Assuming there will be institutional software holding ePortfolio information while a course is being undertaken, wouldn’t it be a good idea to use the PIOP specification to build an adapter for a PLE like PLEX?This could both give the learner the rich structure and allow them to select and publish into the ePortfolio system of their next course provider or into their personal blog. As many blog applications support Atom, the backbone of PIOP, it would be natural to include a “download your institutional blog” facility too. Something like Atom Publishing Protocol (APP) would work nicely for the uploading: APP already has support in the blog world and could be extended along the PIOP lines much as the SWORD project did for repository deposit.

Where does this approach get us? It bridges the personal and the institutional. It exploits a shared web technology (Atom) for ePortfolio, treading a path of low resistance. It is an uncontroversial scenario – a learner working with their stuff – that could be a Trojan Horse for getting adoption of ePortfolio interoperability, from which platform further innovation can later jump.

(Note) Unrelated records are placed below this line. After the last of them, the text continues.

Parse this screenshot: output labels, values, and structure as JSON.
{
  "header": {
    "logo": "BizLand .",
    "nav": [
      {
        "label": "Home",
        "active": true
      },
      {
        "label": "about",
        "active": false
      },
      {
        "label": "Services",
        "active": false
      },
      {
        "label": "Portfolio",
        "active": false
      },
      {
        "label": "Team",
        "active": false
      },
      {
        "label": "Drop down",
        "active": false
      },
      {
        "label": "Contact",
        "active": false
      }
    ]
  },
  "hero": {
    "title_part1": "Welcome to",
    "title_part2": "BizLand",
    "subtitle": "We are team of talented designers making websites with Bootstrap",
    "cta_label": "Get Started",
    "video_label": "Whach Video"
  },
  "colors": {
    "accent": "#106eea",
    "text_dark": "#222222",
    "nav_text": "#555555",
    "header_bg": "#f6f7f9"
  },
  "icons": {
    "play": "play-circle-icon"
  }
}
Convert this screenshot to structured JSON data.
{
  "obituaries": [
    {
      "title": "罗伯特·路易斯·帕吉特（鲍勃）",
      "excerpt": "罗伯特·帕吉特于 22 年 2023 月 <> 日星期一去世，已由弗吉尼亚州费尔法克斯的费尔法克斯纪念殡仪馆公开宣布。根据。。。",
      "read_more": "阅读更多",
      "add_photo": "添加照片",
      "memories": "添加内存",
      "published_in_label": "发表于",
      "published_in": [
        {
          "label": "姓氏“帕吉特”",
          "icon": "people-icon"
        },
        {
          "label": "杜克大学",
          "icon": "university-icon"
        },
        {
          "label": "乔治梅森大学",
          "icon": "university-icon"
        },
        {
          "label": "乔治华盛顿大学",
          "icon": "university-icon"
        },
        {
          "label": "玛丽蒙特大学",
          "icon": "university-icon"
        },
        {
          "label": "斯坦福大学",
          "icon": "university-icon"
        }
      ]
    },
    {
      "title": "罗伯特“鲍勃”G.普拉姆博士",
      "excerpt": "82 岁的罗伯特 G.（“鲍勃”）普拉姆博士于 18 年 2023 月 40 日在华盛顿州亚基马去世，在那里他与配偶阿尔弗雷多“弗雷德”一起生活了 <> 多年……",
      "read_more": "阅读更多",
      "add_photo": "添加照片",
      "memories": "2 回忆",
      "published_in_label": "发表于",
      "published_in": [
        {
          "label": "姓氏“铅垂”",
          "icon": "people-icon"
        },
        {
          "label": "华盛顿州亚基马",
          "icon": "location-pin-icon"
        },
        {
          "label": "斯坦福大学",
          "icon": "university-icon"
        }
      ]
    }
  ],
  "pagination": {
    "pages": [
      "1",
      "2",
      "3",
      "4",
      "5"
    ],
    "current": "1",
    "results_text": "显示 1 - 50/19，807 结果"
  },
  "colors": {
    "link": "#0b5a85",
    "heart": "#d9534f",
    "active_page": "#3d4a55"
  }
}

A Step Forward in Specification Licence Terms

The licence terms of interoperability specifications has been a topic on which a great deal of fear, uncertainty and doubt has been spread over the last year or so. The tension between retaining control of a specification and reducing the degree to which divergent unofficial versions fuel the creation of numerous incompatible dialects on the one hand and supporting creative application on the other hand is clear as are the problems caused by slow-moving formal processes to address specification bugs.

A recent announcement by IMS on their intention to pilot a form of Creative Commons licence is, therefore, worthy of applause. The Fundamentalists will point to the “a form of…” in the press release but Realists will recognise a step in the right direction.